VoiceOver is a “natural-sounding” screen reader built into many Apple products that also provides Braille support.
Here is a tutorial for accessing and using VoiceOver on Apple computers.
And here is a guide for accessing VoiceOver on iPhones, iPads and the iPod Touch.
Anne Gibson offers this poignant reminder that many people have some disability or reduced capacity – something to mind when composing a website, app, text message, email or chatting, etc.: An Alphabet of Accessibility Issues.
In print the designer is king or queen. The user should be dominant in the web, however, John Allsopp implies in A Dao of Web Design. This is concordant with the tension between pixel perfection versus adaptability noted in Steven Champeon and Nick Finck’s Inclusive Web Design for the Future.
I return to quote Allsopp again, this time extensively (also from A Dao of Web Design ):
Perhaps the inability to “control” a page is a limitation, a bug of the web. When we come from the WYSIWYG [What You See Is What You Get] world, our initial instinct is to think so. I admit that it was my first response, and a belief that was a long time in going. But I no longer feel that it is a limitation, I see it as a strength of a new medium.

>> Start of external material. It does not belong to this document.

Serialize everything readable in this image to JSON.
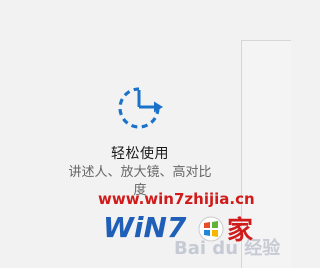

Let’s look at this through the other end of the microscope. The fact we can control a paper page is really a limitation of that medium. You can think – we can fix the size of text – or you can think – the size of text is unalterable. You can think – the dimensions of a page can be controlled – or – the dimensions of a page can’t be altered. These are simply facts of the medium.
And Allsopp’s remark elsewhere in the same article that accessibility is adaptability (and we should not be limited to thinking that people with conventional disabilities are the only ones with access problems) crystallizes as he continues from above:
And they aren’t necessarily good facts, especially for the reader. If the reader’s eye sight isn’t that of a well sighted person, chances are the choice the designer made is too small to comfortably read without some kind of magnification. If the reader is in a confined space, a train to work, an airplane, the broadsheet newspaper is too large. And there is little the reader can do about this.
The control which designers know in the print medium, and often desire in the web medium, is simply a function of the limitation of the printed page. We should embrace the fact that the web doesn’t have the same constraints, and design for this flexibility. But first, we must “accept the ebb and flow of things”.